U.S. pharmaceutical companies Moderna and Merck say a clinical trial for an experimental Moderna mRNA vaccine used in combination with the Merck cancer therapy drug Keytruda reduced the chance of recurrence or death from melanoma by nearly 50%.
“As we continue to follow participants in the KEYNOTE-942/mRNA-4157-P201 study, we are excited to see such a robust clinical benefit with mRNA-4157 (V940) as adjuvant treatment in combination with Keytruda in people with resected high-risk melanoma,” Kyle Holen, MD, Moderna senior vice president and head of Development, Therapeutics and Oncology, said in a press release. “These data add another positive analysis to the multiple endpoints and subgroups previously assessed in this study. Importantly for this technology, the KEYNOTE-942/mRNA-4157-P201 study was the first demonstration of efficacy for an investigational mRNA cancer treatment in a randomized clinical trial and the first combination therapy to show a significant benefit over Keytruda alone in adjuvant melanoma. We look forward to sharing these data with people impacted by this disease and the broader scientific community.”
In a release from Moderna in December, the company said the trial included 157 patients with high-risk stage III/IV melanoma. Following complete surgical resection of the melanoma, the patients received a combination of either the vaccine and Keytruda — or Keytruda alone — over the course of one year.

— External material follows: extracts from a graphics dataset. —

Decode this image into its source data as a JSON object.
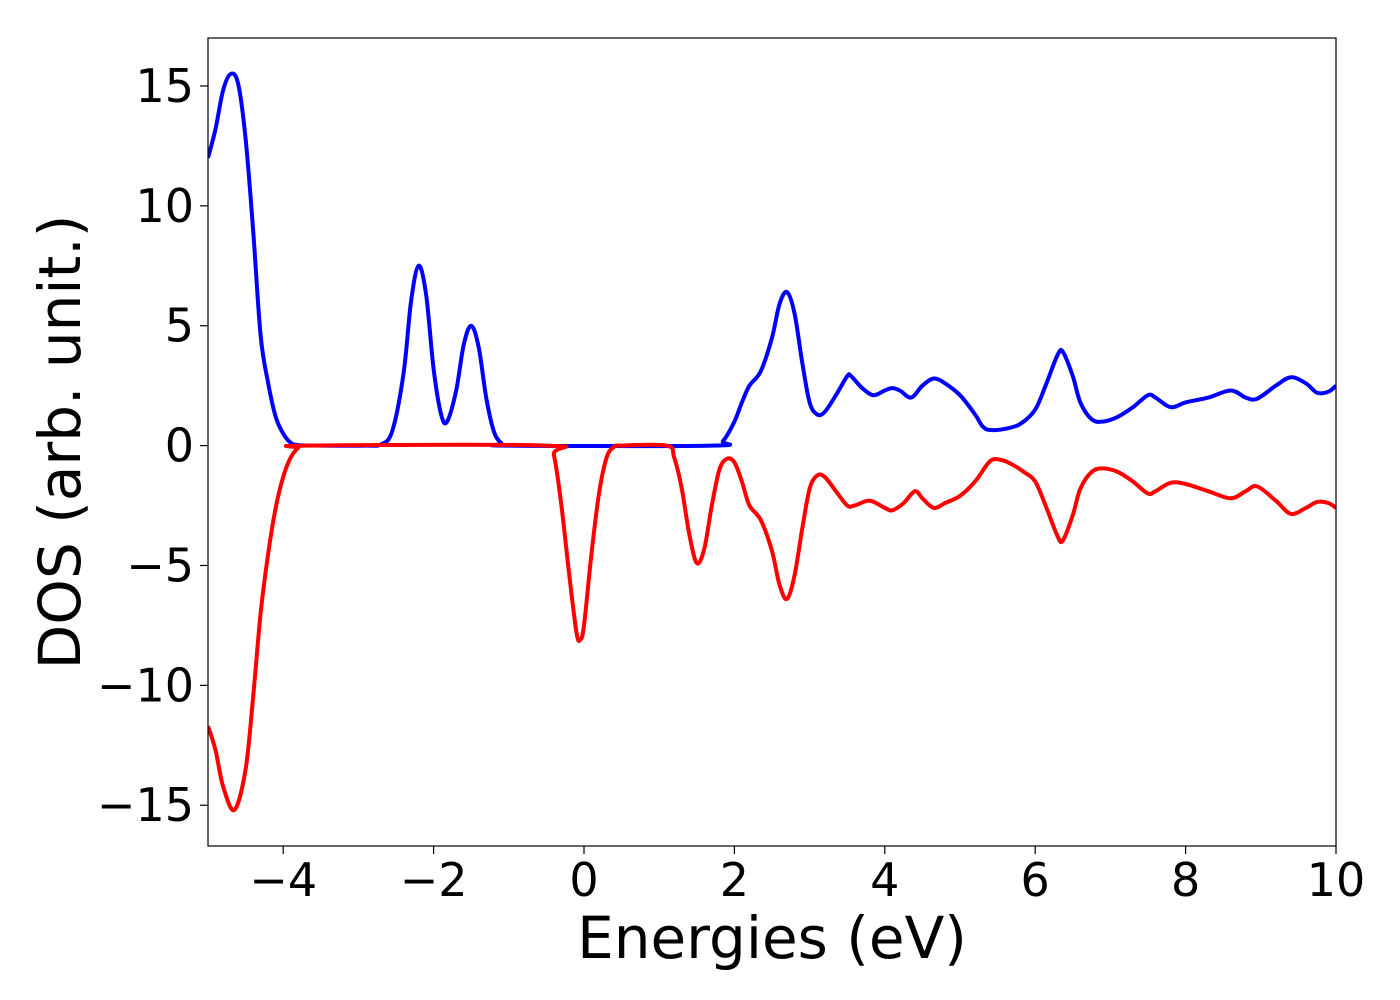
{
  "chart_data": {
    "type": "line",
    "title": "",
    "xlabel": "Energies (eV)",
    "ylabel": "DOS (arb. unit.)",
    "xlim": [
      -5,
      10
    ],
    "ylim": [
      -16.7,
      17.0
    ],
    "grid": false,
    "legend": "none",
    "x_ticks": [
      -4,
      -2,
      0,
      2,
      4,
      6,
      8,
      10
    ],
    "x_tick_labels": [
      "−4",
      "−2",
      "0",
      "2",
      "4",
      "6",
      "8",
      "10"
    ],
    "y_ticks": [
      -15,
      -10,
      -5,
      0,
      5,
      10,
      15
    ],
    "y_tick_labels": [
      "−15",
      "−10",
      "−5",
      "0",
      "5",
      "10",
      "15"
    ],
    "series": [
      {
        "color": "#0000ff",
        "points": [
          [
            -5.0,
            12.0
          ],
          [
            -4.9,
            13.2
          ],
          [
            -4.8,
            14.8
          ],
          [
            -4.7,
            15.5
          ],
          [
            -4.6,
            15.1
          ],
          [
            -4.5,
            12.8
          ],
          [
            -4.4,
            9.0
          ],
          [
            -4.3,
            4.6
          ],
          [
            -4.2,
            2.6
          ],
          [
            -4.1,
            1.2
          ],
          [
            -4.0,
            0.5
          ],
          [
            -3.9,
            0.12
          ],
          [
            -3.8,
            0.02
          ],
          [
            -3.5,
            0.0
          ],
          [
            -2.9,
            0.0
          ],
          [
            -2.7,
            0.05
          ],
          [
            -2.55,
            0.6
          ],
          [
            -2.4,
            3.0
          ],
          [
            -2.3,
            6.0
          ],
          [
            -2.2,
            7.5
          ],
          [
            -2.1,
            6.3
          ],
          [
            -2.0,
            3.2
          ],
          [
            -1.9,
            1.3
          ],
          [
            -1.82,
            1.0
          ],
          [
            -1.7,
            2.3
          ],
          [
            -1.6,
            4.2
          ],
          [
            -1.5,
            5.0
          ],
          [
            -1.4,
            4.1
          ],
          [
            -1.3,
            2.0
          ],
          [
            -1.2,
            0.6
          ],
          [
            -1.1,
            0.1
          ],
          [
            -1.0,
            0.0
          ],
          [
            1.7,
            0.0
          ],
          [
            1.85,
            0.2
          ],
          [
            2.0,
            1.0
          ],
          [
            2.1,
            1.8
          ],
          [
            2.2,
            2.5
          ],
          [
            2.35,
            3.1
          ],
          [
            2.5,
            4.5
          ],
          [
            2.6,
            5.9
          ],
          [
            2.7,
            6.4
          ],
          [
            2.8,
            5.5
          ],
          [
            2.9,
            3.5
          ],
          [
            3.0,
            1.8
          ],
          [
            3.1,
            1.3
          ],
          [
            3.2,
            1.4
          ],
          [
            3.35,
            2.1
          ],
          [
            3.5,
            2.9
          ],
          [
            3.55,
            2.9
          ],
          [
            3.7,
            2.4
          ],
          [
            3.85,
            2.1
          ],
          [
            4.0,
            2.3
          ],
          [
            4.1,
            2.4
          ],
          [
            4.2,
            2.3
          ],
          [
            4.35,
            2.0
          ],
          [
            4.5,
            2.5
          ],
          [
            4.65,
            2.8
          ],
          [
            4.8,
            2.6
          ],
          [
            5.0,
            2.1
          ],
          [
            5.2,
            1.3
          ],
          [
            5.3,
            0.8
          ],
          [
            5.4,
            0.65
          ],
          [
            5.6,
            0.7
          ],
          [
            5.8,
            0.9
          ],
          [
            6.0,
            1.5
          ],
          [
            6.15,
            2.6
          ],
          [
            6.3,
            3.8
          ],
          [
            6.37,
            3.9
          ],
          [
            6.5,
            2.9
          ],
          [
            6.6,
            1.8
          ],
          [
            6.75,
            1.1
          ],
          [
            6.9,
            1.0
          ],
          [
            7.1,
            1.2
          ],
          [
            7.3,
            1.6
          ],
          [
            7.5,
            2.1
          ],
          [
            7.6,
            2.0
          ],
          [
            7.8,
            1.6
          ],
          [
            8.0,
            1.8
          ],
          [
            8.3,
            2.0
          ],
          [
            8.6,
            2.3
          ],
          [
            8.8,
            2.0
          ],
          [
            8.95,
            1.95
          ],
          [
            9.2,
            2.5
          ],
          [
            9.4,
            2.85
          ],
          [
            9.6,
            2.6
          ],
          [
            9.75,
            2.2
          ],
          [
            9.9,
            2.25
          ],
          [
            10.0,
            2.5
          ]
        ]
      },
      {
        "color": "#ff0000",
        "points": [
          [
            -5.0,
            -11.7
          ],
          [
            -4.9,
            -12.7
          ],
          [
            -4.8,
            -14.2
          ],
          [
            -4.65,
            -15.2
          ],
          [
            -4.5,
            -13.5
          ],
          [
            -4.4,
            -10.5
          ],
          [
            -4.3,
            -7.0
          ],
          [
            -4.2,
            -4.5
          ],
          [
            -4.1,
            -2.6
          ],
          [
            -4.0,
            -1.3
          ],
          [
            -3.9,
            -0.5
          ],
          [
            -3.8,
            -0.1
          ],
          [
            -3.7,
            0.0
          ],
          [
            -0.5,
            0.0
          ],
          [
            -0.4,
            -0.4
          ],
          [
            -0.3,
            -2.5
          ],
          [
            -0.2,
            -5.3
          ],
          [
            -0.1,
            -7.8
          ],
          [
            -0.05,
            -8.1
          ],
          [
            0.0,
            -7.5
          ],
          [
            0.1,
            -4.5
          ],
          [
            0.2,
            -2.0
          ],
          [
            0.3,
            -0.5
          ],
          [
            0.4,
            -0.05
          ],
          [
            0.5,
            0.0
          ],
          [
            1.1,
            0.0
          ],
          [
            1.2,
            -0.5
          ],
          [
            1.3,
            -1.8
          ],
          [
            1.4,
            -3.7
          ],
          [
            1.5,
            -4.9
          ],
          [
            1.6,
            -4.3
          ],
          [
            1.7,
            -2.5
          ],
          [
            1.8,
            -1.0
          ],
          [
            1.9,
            -0.55
          ],
          [
            2.0,
            -0.7
          ],
          [
            2.1,
            -1.5
          ],
          [
            2.2,
            -2.5
          ],
          [
            2.35,
            -3.1
          ],
          [
            2.5,
            -4.4
          ],
          [
            2.6,
            -5.8
          ],
          [
            2.7,
            -6.4
          ],
          [
            2.8,
            -5.4
          ],
          [
            2.9,
            -3.5
          ],
          [
            3.0,
            -1.8
          ],
          [
            3.1,
            -1.25
          ],
          [
            3.2,
            -1.3
          ],
          [
            3.35,
            -1.9
          ],
          [
            3.5,
            -2.5
          ],
          [
            3.6,
            -2.5
          ],
          [
            3.8,
            -2.3
          ],
          [
            4.0,
            -2.6
          ],
          [
            4.1,
            -2.7
          ],
          [
            4.25,
            -2.4
          ],
          [
            4.4,
            -1.9
          ],
          [
            4.5,
            -2.2
          ],
          [
            4.65,
            -2.6
          ],
          [
            4.8,
            -2.4
          ],
          [
            5.0,
            -2.1
          ],
          [
            5.2,
            -1.5
          ],
          [
            5.4,
            -0.65
          ],
          [
            5.55,
            -0.6
          ],
          [
            5.7,
            -0.8
          ],
          [
            5.85,
            -1.1
          ],
          [
            6.0,
            -1.5
          ],
          [
            6.15,
            -2.6
          ],
          [
            6.3,
            -3.8
          ],
          [
            6.37,
            -3.95
          ],
          [
            6.5,
            -2.9
          ],
          [
            6.6,
            -1.8
          ],
          [
            6.75,
            -1.1
          ],
          [
            6.9,
            -0.95
          ],
          [
            7.1,
            -1.1
          ],
          [
            7.3,
            -1.5
          ],
          [
            7.5,
            -2.0
          ],
          [
            7.6,
            -1.9
          ],
          [
            7.8,
            -1.55
          ],
          [
            8.0,
            -1.6
          ],
          [
            8.3,
            -1.9
          ],
          [
            8.6,
            -2.2
          ],
          [
            8.8,
            -1.9
          ],
          [
            8.95,
            -1.7
          ],
          [
            9.2,
            -2.3
          ],
          [
            9.4,
            -2.85
          ],
          [
            9.6,
            -2.6
          ],
          [
            9.75,
            -2.35
          ],
          [
            9.9,
            -2.4
          ],
          [
            10.0,
            -2.6
          ]
        ]
      }
    ]
  }
}
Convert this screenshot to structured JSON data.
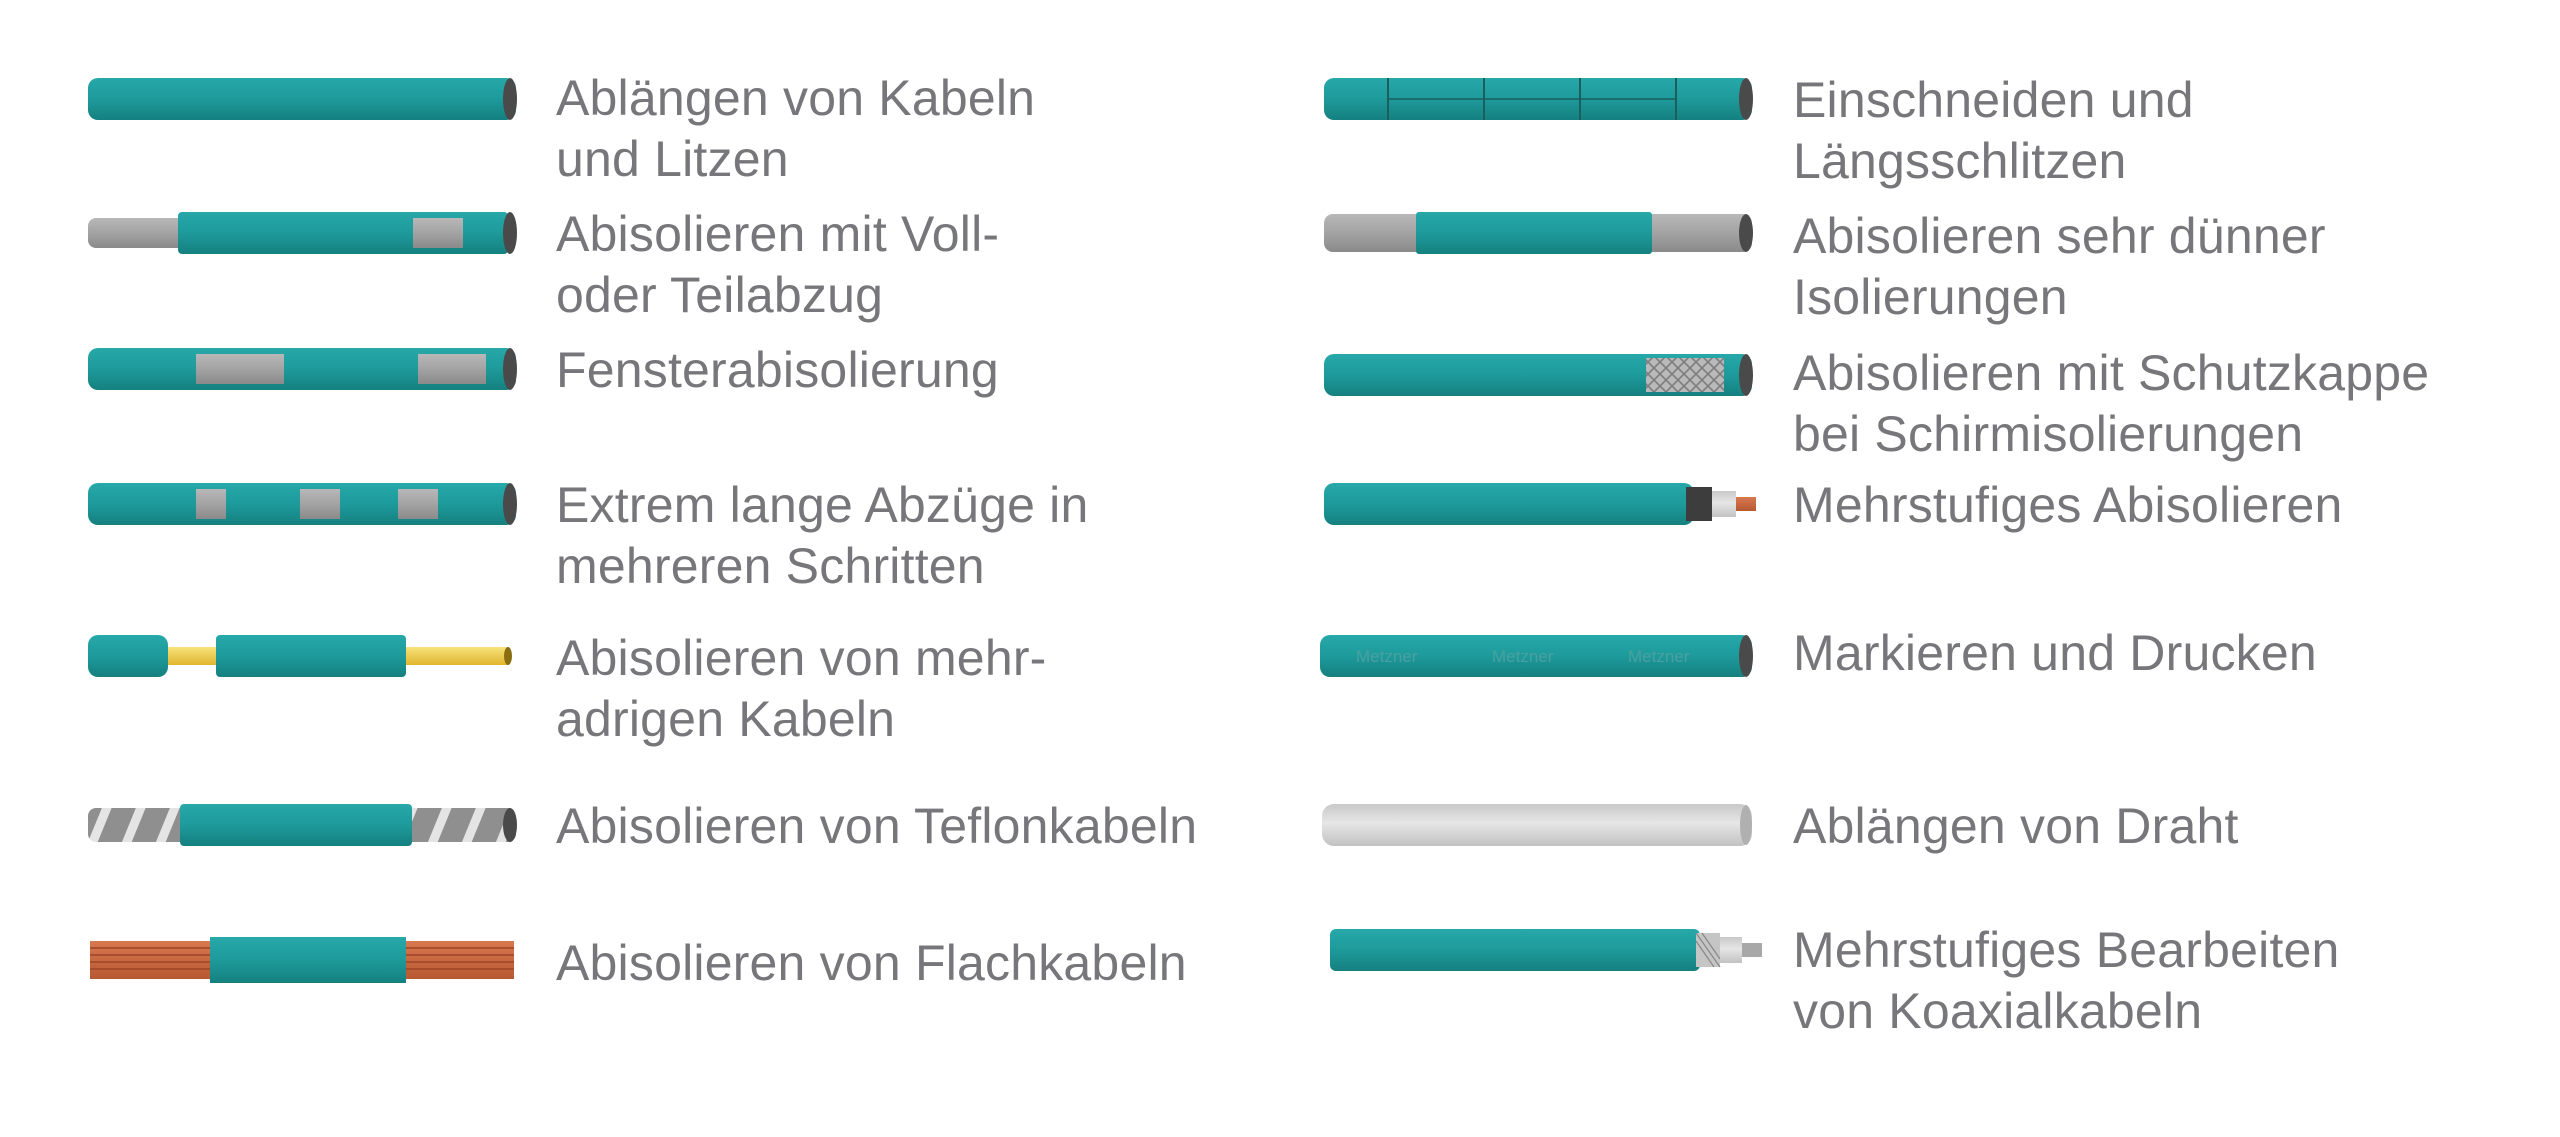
{
  "colors": {
    "teal": "#1e9a9b",
    "teal_dark": "#157b7c",
    "grey": "#9d9d9d",
    "copper": "#c8643e",
    "yellow": "#f2d24a",
    "label": "#77777b",
    "background": "#ffffff"
  },
  "left_column": [
    {
      "icon": "cut-to-length-cable-icon",
      "lines": [
        "Ablängen von Kabeln",
        "und Litzen"
      ]
    },
    {
      "icon": "full-partial-strip-icon",
      "lines": [
        "Abisolieren mit Voll-",
        "oder Teilabzug"
      ]
    },
    {
      "icon": "window-strip-icon",
      "lines": [
        "Fensterabisolierung"
      ]
    },
    {
      "icon": "long-strip-multistep-icon",
      "lines": [
        "Extrem lange Abzüge in",
        "mehreren Schritten"
      ]
    },
    {
      "icon": "multicore-cable-strip-icon",
      "lines": [
        "Abisolieren von mehr-",
        "adrigen Kabeln"
      ]
    },
    {
      "icon": "teflon-cable-strip-icon",
      "lines": [
        "Abisolieren von Teflonkabeln"
      ]
    },
    {
      "icon": "flat-cable-strip-icon",
      "lines": [
        "Abisolieren von Flachkabeln"
      ]
    }
  ],
  "right_column": [
    {
      "icon": "slit-cable-icon",
      "lines": [
        "Einschneiden und",
        "Längsschlitzen"
      ]
    },
    {
      "icon": "thin-insulation-strip-icon",
      "lines": [
        "Abisolieren sehr dünner",
        "Isolierungen"
      ]
    },
    {
      "icon": "shield-cap-strip-icon",
      "lines": [
        "Abisolieren mit Schutzkappe",
        "bei Schirmisolierungen"
      ]
    },
    {
      "icon": "multistep-strip-icon",
      "lines": [
        "Mehrstufiges Abisolieren"
      ]
    },
    {
      "icon": "marking-printing-icon",
      "lines": [
        "Markieren und Drucken"
      ],
      "print_text": [
        "Metzner",
        "Metzner",
        "Metzner"
      ]
    },
    {
      "icon": "cut-wire-icon",
      "lines": [
        "Ablängen von Draht"
      ]
    },
    {
      "icon": "coax-processing-icon",
      "lines": [
        "Mehrstufiges Bearbeiten",
        "von Koaxialkabeln"
      ]
    }
  ]
}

After approximately three years, researchers found that patients who received the drugs in combination showed a 49% reduction in the risk of recurrence of the cancer or death, compared to the use of Keytruda alone.
Patients who received the combination also saw a 62% reduction in the chances of the cancer spreading elsewhere in the body.
The Moderna vaccine’s mRNA technology — just as with the company’s COVID vaccine — is designed to train the immune system to recognize and attack specific mutations in cancer cells.
Merck’s Keytruda drug is an immunotherapy that also works in the body’s immune system by increasing its ability to help detect and fight tumor cells.
As a result of the trial, Merck reports, the U.S. Food and Drug Administration has granted Breakthrough Therapy designation for the drug combination, a process designed to expedite the development of the treatment.
Europe’s drug regulator, the European Medicines agency, has granted the treatment a similar designation.
The U.S. Centers for Disease Control and Prevention reports skin cancer is the most common form of cancer in the United States, and melanoma is it most serious form.
The CDC reports that in 2020, the most recent year for which figures are available, 77,230 new cases of melanoma were reported, and 8,214 people died of the cancer.